Spectra is one of the four founding members of the Active Archive Alliance and is positioning itself as the premier vendor for active archive solutions in the tape storage domain. Rector says a tape library five to 10 years ago would not have been an appropriate solution for this application, but scalability, performance, and reliability and data integrity have advanced to the point where tape-based active archives are now commercially viable.

The large HPC labs have actually been at the forefront of this technology and are leading the charge on archive tape libraries with a file system front-end. NASA Ames, for example, installed two Spectra tape libraries and increased its active archive storage capacity from 12 PB to 32 PB, recouping 1,400 square feet of datacenter space in the process. The future (2011) Blue Waters supercomputer at NCSA is also slated to include a 500 PB tape archive, fronted by a GPFS-HPSS interface.

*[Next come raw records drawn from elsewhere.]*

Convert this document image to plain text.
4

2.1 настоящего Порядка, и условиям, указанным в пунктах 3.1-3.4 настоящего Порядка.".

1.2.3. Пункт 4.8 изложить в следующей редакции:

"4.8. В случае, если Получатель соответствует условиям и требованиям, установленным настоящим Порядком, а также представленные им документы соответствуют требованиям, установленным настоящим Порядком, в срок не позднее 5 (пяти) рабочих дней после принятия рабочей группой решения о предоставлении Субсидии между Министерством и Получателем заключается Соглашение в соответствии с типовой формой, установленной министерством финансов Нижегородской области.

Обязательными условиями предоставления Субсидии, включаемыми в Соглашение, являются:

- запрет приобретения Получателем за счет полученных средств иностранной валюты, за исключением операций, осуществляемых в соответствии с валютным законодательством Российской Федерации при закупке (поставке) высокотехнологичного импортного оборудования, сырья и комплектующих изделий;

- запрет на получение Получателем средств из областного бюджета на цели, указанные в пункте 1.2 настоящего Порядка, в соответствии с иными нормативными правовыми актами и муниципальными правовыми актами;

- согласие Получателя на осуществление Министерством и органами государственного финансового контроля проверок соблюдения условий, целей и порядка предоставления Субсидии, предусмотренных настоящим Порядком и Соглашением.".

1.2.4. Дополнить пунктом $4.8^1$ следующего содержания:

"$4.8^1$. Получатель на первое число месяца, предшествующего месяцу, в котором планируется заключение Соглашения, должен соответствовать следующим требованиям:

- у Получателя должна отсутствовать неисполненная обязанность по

But according to Rector, most other industries, and the majority of HPC users, are not even aware that such a capability exists. The Alliance's mission is to drive these solutions into the mainstream datacenter, and not just for petabyte-sized datasets either. There are plenty of organizations with terabytes of infrequently accessed files, but who have run out of room on their primary storage. In genomic research environments, for example, raw genetic data is being accumulated at a rate that outpaces any reasonable NAS or SAN deployment scheme. Since much of this data is not in constant use, it would seem to be an ideal app for a tape-based archive.

Archives are not just the tale of the tape, however. The other founding Alliance members -- Compellent Technologies, FileTek, and QStar Technologies -- offer a mix of disk-based and tape-based archiving solutions. Even Spectra has a disk-based product set, although for now the company is focused on its tape-based offerings for active archives. Panasas, although not part of the Alliance, recently launched, PAS HC, its disk-based NAS solution for archiving and scratch storage.

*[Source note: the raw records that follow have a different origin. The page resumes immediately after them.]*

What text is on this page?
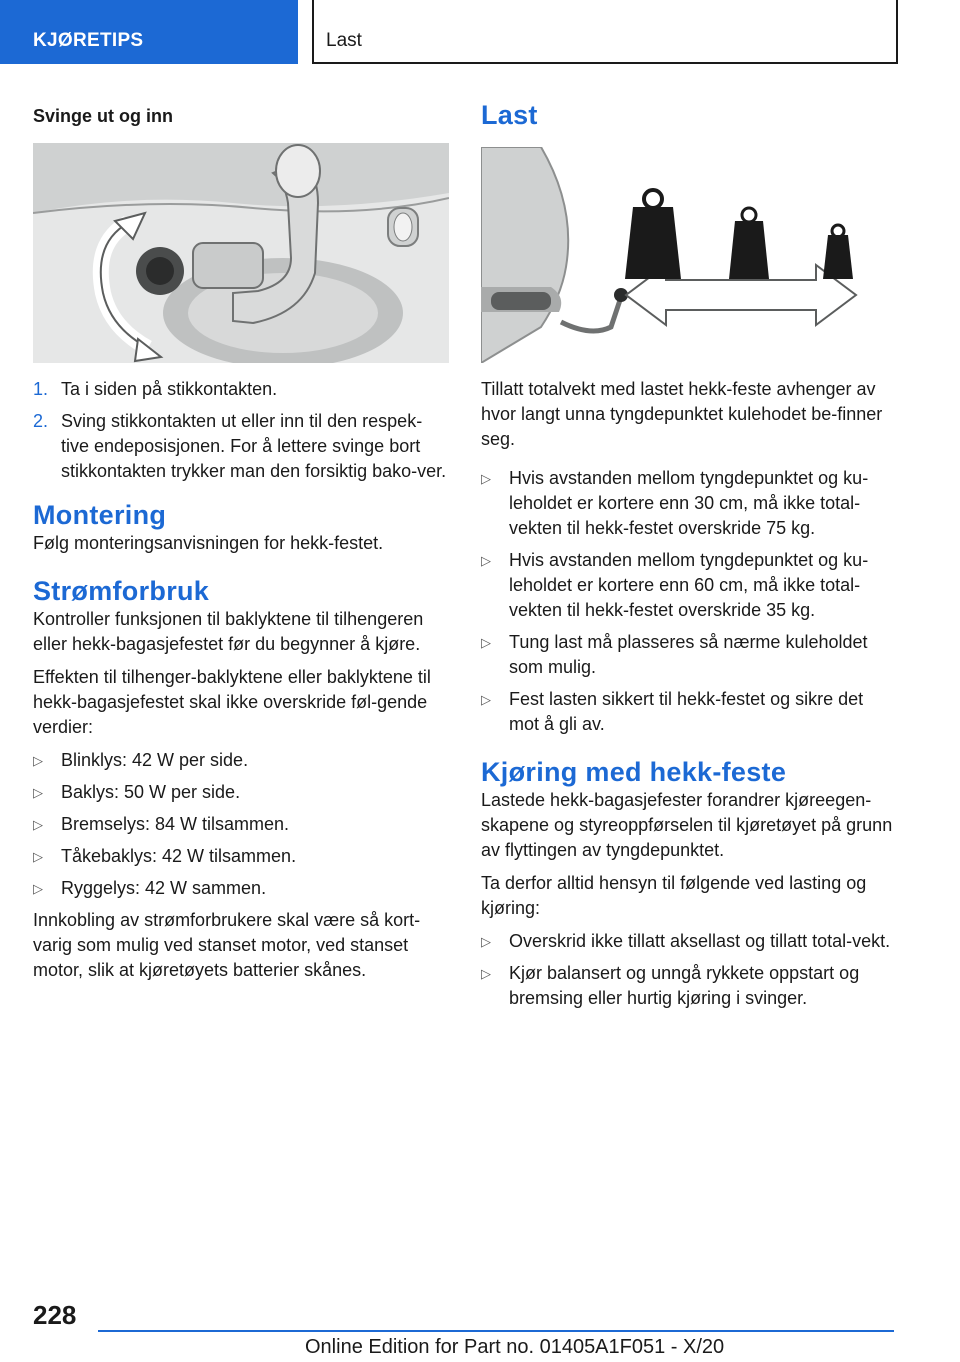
KJØRETIPS	Last
Svinge ut og inn
1. Ta i siden på stikkontakten.
2. Sving stikkontakten ut eller inn til den respek-tive endeposisjonen. For å lettere svinge bort stikkontakten trykker man den forsiktig bako-ver.
Montering

Følg monteringsanvisningen for hekk-festet.

Strømforbruk

Kontroller funksjonen til baklyktene til tilhengeren eller hekk-bagasjefestet før du begynner å kjøre.

Effekten til tilhenger-baklyktene eller baklyktene til hekk-bagasjefestet skal ikke overskride føl-gende verdier:

▷ Blinklys: 42 W per side.
▷ Baklys: 50 W per side.
▷ Bremselys: 84 W tilsammen.
▷ Tåkebaklys: 42 W tilsammen.
▷ Ryggelys: 42 W sammen.

Innkobling av strømforbrukere skal være så kort-varig som mulig ved stanset motor, ved stanset motor, slik at kjøretøyets batterier skånes.

Last

Tillatt totalvekt med lastet hekk-feste avhenger av hvor langt unna tyngdepunktet kulehodet be-finner seg.

▷ Hvis avstanden mellom tyngdepunktet og ku-leholdet er kortere enn 30 cm, må ikke total-vekten til hekk-festet overskride 75 kg.
▷ Hvis avstanden mellom tyngdepunktet og ku-leholdet er kortere enn 60 cm, må ikke total-vekten til hekk-festet overskride 35 kg.
▷ Tung last må plasseres så nærme kuleholdet som mulig.
▷ Fest lasten sikkert til hekk-festet og sikre det mot å gli av.
Kjøring med hekk-feste

Lastede hekk-bagasjefester forandrer kjøreegen-skapene og styreoppførselen til kjøretøyet på grunn av flyttingen av tyngdepunktet.

Ta derfor alltid hensyn til følgende ved lasting og kjøring:

▷ Overskrid ikke tillatt aksellast og tillatt total-vekt.
▷ Kjør balansert og unngå rykkete oppstart og bremsing eller hurtig kjøring i svinger.
228
Online Edition for Part no. 01405A1F051 - X/20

Choosing between a disk-based or tape-based archive comes down to how fast you need to get at your file. In general, online tape access can run anywhere from one to several minutes, while disk archives usually can deliver a file within a few seconds. (This is substantially different from offline tape backups, which can take hours, or even days to retrieve a file.) The slower access time of tape is offset by its greater storage density and power efficiency -- and in both cases, orders of magnitude greater. Media cost is also much better for tape, which tends to run about $40 per terabyte. For cheap SATA or SAS disks, it's more like $70 per terabyte, and for enterprise Fibre Channel and SAS, $150 per terabyte.

In a perfect world, you would only have to choose a single archive media, but in the real-world, the optimal solution will probably involve a two-tiered disk-tape infrastructure. Spectra's Rector thinks an 80/20 tape/disk split might be optimal ratio to balance cost, access performance and storage density. Disk-centric vendors like Panasas might think differently, of course.

For the time being, the Alliance will work to add more members, define the market, develop best practices, and just generally educate the user community about the value of active archive solutions. Over the next several months, the group will be generating webinars and white papers as well as showing up at the appropriate trade shows. Beyond that, once a critical mass of customers has adopted the technology, expect to see the formation of a users group.